The following article originally appeared as a GMF Transatlantic Take on February 23, 2011.
WASHINGTON—As protests in the Middle East and North Africa spread from Tunisia and Egypt to Libya and Bahrain, another worrisome development in the extended neighborhood has gone relatively unnoticed. Pakistan is now in possession of a nuclear arsenal consisting of 100 to 110 weapons, according to recent reports in two major U.S. newspapers that are based on several independent estimates. This figure represents a doubling of similar estimates conducted four years ago, and means that Pakistan now has a larger nuclear stockpile than Britain.
Although it caused some ripples, this revelation was not exactly a surprise to the nuclear cognoscenti, who have remarked for some time on Pakistan’s expanding nuclear infrastructure. U.S. intelligence analysts expressed their concerns about Pakistan’s buildup as early as 2008, according to documents made available by WikiLeaks. But despite this understanding, expert commentary on Pakistan’s motives remains subject to unfortunate levels of mirror-imaging and outmoded Cold War logic. Specifically, it is still widely believed that Pakistan and its regional competitors will inevitably pursue debilitating arms races, that India and Pakistan are locked in an intractable existential or territorial conflict, that these states are obsessed about the credibility of their nuclear deterrents, and that strategic forces still retain their preeminence as potential delivery mechanisms.
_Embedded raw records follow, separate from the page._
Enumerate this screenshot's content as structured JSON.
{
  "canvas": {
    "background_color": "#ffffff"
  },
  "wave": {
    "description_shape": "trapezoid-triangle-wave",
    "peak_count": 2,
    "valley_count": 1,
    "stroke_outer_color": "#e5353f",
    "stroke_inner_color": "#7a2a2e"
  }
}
Wrong diagnoses will invariably lead to wrong prescriptions. Many commentators have assumed, for example, that Pakistan’s primary objective is to offset India’s growing latent power and conventional military advantages, even if only as a psychological boost, but the recent acceleration of its weapons production does not correspond to any increase in threat perception. Experts also point to a recent civilian nuclear agreement that Washington brokered with New Delhi as lending India’s nuclear weapons program distinct advantages and furthering a regional nuclear arms race. Yet a race takes two, and India has hardly been rushing to build nuclear weapons. Independent estimates by Western experts of India’s arsenal have actually gone down since India tested its weapons in 1998. Informed, albeit crude, estimates based on its plutonium production capability suggest a current Indian stockpile of around 50 weapons, if not fewer. And given that India’s force posture – based on the size of its stockpile and declared no- first- use policy – is most likely counter- value (i.e. it targets major population centers), a much larger Pakistani arsenal adds little to Pakistan’s sense of security.
If this is not just about India, what could be Pakistan’s motives for rapidly increasing its nuclear stockpile, despite its being in dire economic straits? There are at least two other possibilities that need to be carefully considered. One is that Pakistan, cash-strapped and with a long and well-documented history of nuclear proliferation, is building up the arsenal for the benefit of a partner or client. China and Saudi Arabia have provided diplomatic, financial, and technical support to Pakistan over the years, and it is not unthinkable that Pakistan’s surplus weapons may be placed at their disposal under certain circumstances, particularly Saudi Arabia’s given its lingering concerns about a nuclear Iran.
A second possibility is that Pakistan’s nukes are neither for defense nor for sale, but are instead a potent form of blackmail directed at its primary benefactor: the United States. Washington is petrified of the prospect of Pakistani nuclear weapons falling into the hands of terrorists, and has made efforts to assist Pakistan in ensuring the safety and security of its arsenal. But the more weapons there are, the harder it is for the U.S. intelligence community to monitor them, and the greater the fear of their accidental or deliberate loss or misuse. The fact that Pakistan accelerated its weapon production just as its relations with Washington deteriorated may not be entirely coincidental. Like the wiles of a deranged lover, this form of masochistic extortion provides a guarantee for Pakistan against abandonment by Washington.
Whatever its primary motives, Pakistan is unlikely to be dissuaded from its current path of nuclear weapons development. Its willingness to diplomatically isolate itself by single-handedly blocking negotiations toward a fissile material cutoff treaty at the Conference on Disarmament in Geneva is ample evidence of this. Nevertheless, looking at the problem through the narrow lens of India-Pakistan relations is unhelpful, particularly when it is accompanied by complacency regarding the potential of Pakistani nuclear weapons to compromise Western security interests. Only two weeks ago, a former senior Clinton administration official wrote: “The Pakistani government, which receives billions of dollars each year in American aid, has a generally positive relationship with the U.S., and, should this relationship change, Pakistan’s nuclear delivery vehicles would still lack the range necessary to reach American shores.” This betrays both a poor understanding of U.S.-Pakistan relations as well as an outmoded way of thinking about the threat posed by nuclear weapons today. But it is all the more reason for the recent revelations to serve as a wake up call, one that compels Washington and its partners to think more imaginatively about the forces propelling Pakistan’s self-destructive behavior.